Research & Papers

New Quotient Semivalue Mechanism Blocks Data Sybil Attacks

Shapley-based data valuation made manipulation-proof against duplicate and pseudonymous submissions.

Deep Dive

A new paper on arXiv (2605.07663) tackles a critical vulnerability in data valuation: contributors can inflate their payments by splitting datasets across pseudonymous identities, duplicating high-value examples, or laundering near-duplicates. Authors Florian A. D. Burnat and Brittany I. Davidson formalize this as false-name manipulation and propose a quotient semivalue mechanism. Instead of attributing value to raw identities, the mechanism operates over evidence-backed attribution clusters, using a canonical-representative operator to absorb within-cluster duplication. They prove an impossibility result: on a fixed monotone data-value game, exact Shapley fairness over reported identities is incompatible with unrestricted false-name-proofness, even for binary-valued instances. The split-gain of a general semivalue is characterized via a unanimity counter-example.
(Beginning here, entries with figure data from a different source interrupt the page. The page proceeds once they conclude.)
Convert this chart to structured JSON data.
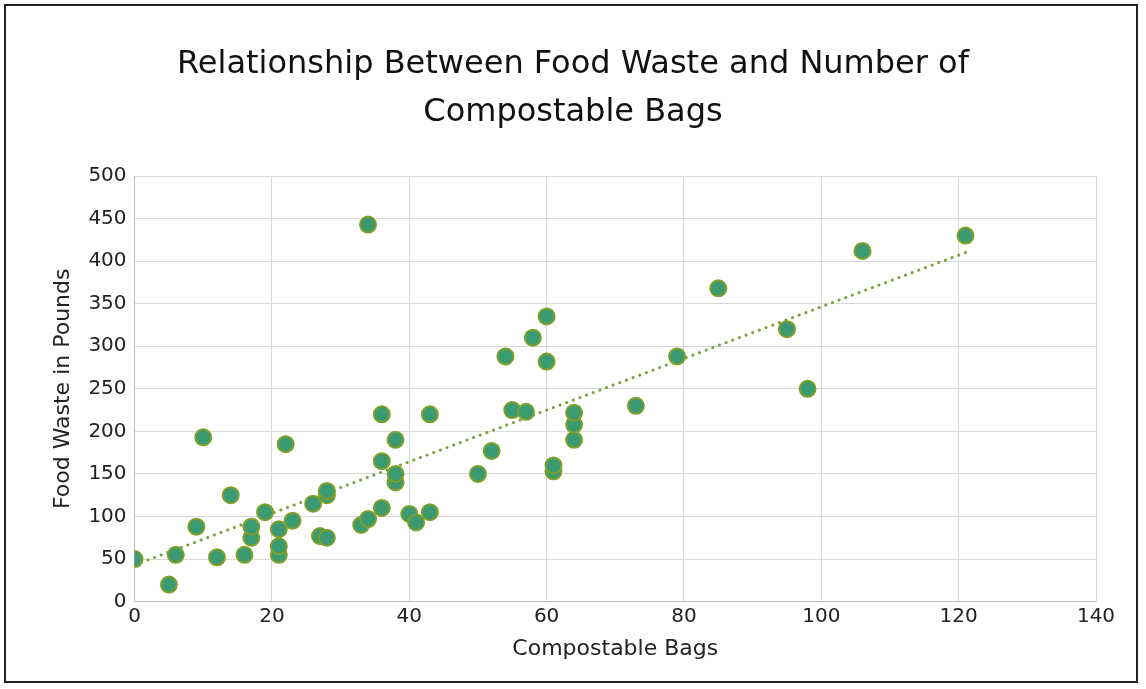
{
  "chart_data": {
    "type": "scatter",
    "title": "Relationship Between Food Waste and Number of Compostable Bags",
    "xlabel": "Compostable Bags",
    "ylabel": "Food Waste in Pounds",
    "xlim": [
      0,
      140
    ],
    "xticks": [
      0,
      20,
      40,
      60,
      80,
      100,
      120,
      140
    ],
    "ylim": [
      0,
      500
    ],
    "yticks": [
      0,
      50,
      100,
      150,
      200,
      250,
      300,
      350,
      400,
      450,
      500
    ],
    "grid": true,
    "legend": false,
    "marker": "circle",
    "series": [
      {
        "type": "scatter",
        "color": "#3a9a72",
        "x": [
          0,
          5,
          6,
          9,
          10,
          12,
          14,
          16,
          17,
          17,
          19,
          21,
          21,
          21,
          22,
          23,
          26,
          27,
          28,
          28,
          28,
          33,
          34,
          34,
          36,
          36,
          36,
          38,
          38,
          38,
          40,
          41,
          43,
          43,
          50,
          52,
          54,
          55,
          57,
          58,
          60,
          60,
          61,
          61,
          64,
          64,
          64,
          73,
          79,
          85,
          95,
          98,
          106,
          121
        ],
        "values": [
          50,
          20,
          55,
          88,
          193,
          52,
          125,
          55,
          75,
          88,
          105,
          55,
          65,
          85,
          185,
          95,
          115,
          77,
          75,
          125,
          130,
          90,
          443,
          97,
          110,
          165,
          220,
          140,
          150,
          190,
          103,
          93,
          105,
          220,
          150,
          177,
          288,
          225,
          223,
          310,
          335,
          282,
          153,
          160,
          190,
          208,
          222,
          230,
          288,
          368,
          320,
          250,
          412,
          430
        ]
      },
      {
        "type": "line",
        "color": "#7aa33a",
        "line_style": "dotted",
        "marker": "none",
        "x": [
          0,
          121
        ],
        "values": [
          43,
          410
        ]
      }
    ]
  }
}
The mechanism achieves exact false-name-proofness under two structural conditions—false-name-neutral within-cluster allocation and quotient-stable manipulations—and bounds manipulation gain and fairness loss when conditions hold approximately. Three measurable quantities (escaped-cluster mass, value-estimation error, clustering distance) quantify the trade-off. The authors instantiate the approach in DataMarket-Gym, a benchmark for attribution under strategic provider attacks. On synthetic classification tasks, quotient semivalues with example-level evidence reduce manipulation gain on duplicate and near-duplicate Sybil attacks from 1.74 under baseline Shapley to 0.96, near the honest level. Cosine-threshold sweeps and false-merge/false-split rates map the fairness–Sybil frontier, offering practical guidelines for deploying attribution systems in decentralized ML marketplaces.

Key Points
  • Quotient semivalues prevent data contributors from inflating payments via pseudonym-splitting or duplication.
  • Impossibility proof shows exact Shapley fairness cannot coexist with unrestricted false-name-proofness.
  • On synthetic tasks, mechanism cuts manipulation gain from 1.74 (baseline) to 0.96, near honest levels.

Why It Matters

Ensures fair and attack-resistant data valuation for decentralized ML marketplaces and collaborative pipelines.